As I said before, there is nothing about Bilbo or Frodo that would give you the impression that you were in the presence of greatness. They were both normal, everyday characters who were called upon to accept a challenge that was larger than anything they had faced before. It was simply in their willingness to accept the challenge that elevated Bilbo and Frodo into the level of the role model, even the hero. It is one of the main themes of that set of books.
So, let’s put together what we’ve got so far concerning our definition of a role model and hero. First, a hero is a real person, imperfect in some ways, and who must definitely be taken warts and all. We will be disillusioned if we expect otherwise.
Secondly, a hero or role model, is someone we are not to worship or copy in a second-hand way.
And thirdly, heroes are the role models they are because they rise to the occasion when it is presented to them. They use the talents they have--even their weaknesses--for the cause of God’s good.
That’s the kind of person Jeremiah the prophet was. Jeremiah is a person we can look up to, someone we would unflinchingly call a positive role model. Jeremiah is so, because he has a passion more for God than for himself.
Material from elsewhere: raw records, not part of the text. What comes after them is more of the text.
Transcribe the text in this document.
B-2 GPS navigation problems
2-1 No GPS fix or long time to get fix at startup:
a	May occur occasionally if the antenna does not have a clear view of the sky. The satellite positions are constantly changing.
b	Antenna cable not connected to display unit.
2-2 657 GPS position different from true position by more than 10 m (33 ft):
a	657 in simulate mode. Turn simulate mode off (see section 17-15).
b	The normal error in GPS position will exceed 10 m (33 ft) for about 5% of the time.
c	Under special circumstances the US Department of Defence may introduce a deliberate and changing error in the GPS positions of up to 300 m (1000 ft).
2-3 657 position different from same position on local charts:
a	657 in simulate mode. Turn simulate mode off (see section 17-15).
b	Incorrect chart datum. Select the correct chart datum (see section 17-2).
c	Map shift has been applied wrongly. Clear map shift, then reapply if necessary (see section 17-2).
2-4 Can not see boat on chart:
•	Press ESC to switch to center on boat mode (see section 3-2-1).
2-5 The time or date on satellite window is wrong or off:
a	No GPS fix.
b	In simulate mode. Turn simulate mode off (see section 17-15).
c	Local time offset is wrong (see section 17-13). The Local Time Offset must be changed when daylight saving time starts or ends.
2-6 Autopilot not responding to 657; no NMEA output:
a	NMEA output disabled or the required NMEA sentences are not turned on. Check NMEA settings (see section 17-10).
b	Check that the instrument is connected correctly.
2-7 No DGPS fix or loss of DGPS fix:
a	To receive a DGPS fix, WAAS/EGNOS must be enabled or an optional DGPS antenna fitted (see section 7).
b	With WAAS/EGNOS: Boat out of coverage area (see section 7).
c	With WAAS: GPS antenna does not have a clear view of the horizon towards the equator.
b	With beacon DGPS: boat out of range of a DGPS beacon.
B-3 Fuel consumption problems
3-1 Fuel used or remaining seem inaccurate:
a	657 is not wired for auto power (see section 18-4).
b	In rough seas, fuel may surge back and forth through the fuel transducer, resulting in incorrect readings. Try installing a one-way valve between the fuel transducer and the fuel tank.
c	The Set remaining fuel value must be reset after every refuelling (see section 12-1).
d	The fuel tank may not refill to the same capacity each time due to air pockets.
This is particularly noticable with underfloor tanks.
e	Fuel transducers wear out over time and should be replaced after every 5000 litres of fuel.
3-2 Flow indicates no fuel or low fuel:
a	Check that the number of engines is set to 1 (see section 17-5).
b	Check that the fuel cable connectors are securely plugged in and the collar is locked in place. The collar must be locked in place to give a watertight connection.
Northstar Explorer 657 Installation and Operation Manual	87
It is this prophet and this prophet’s message that we will be focusing our attention upon in the coming weeks. He is the kind of role model who is universal to time and culture because his message and his personality speak truth loud and clear to the excesses as well as the measly ways people choose to live. He is the kind of role model who will challenge you to live a God-centered life. He will make you squirm in his challenges. He is a true hero in that he refuses to let us live life on his, or anyone’s coattails. Instead he calls us to honestly live faithfully and creatively in our unique situations.
He is also a person not without some quirks and glitches. We’ll have to accept those along the way. As we move through Jeremiah, it is my hope that we will not just be imitators of him, but instead discover for ourselves, what it means to be faithfully heroic.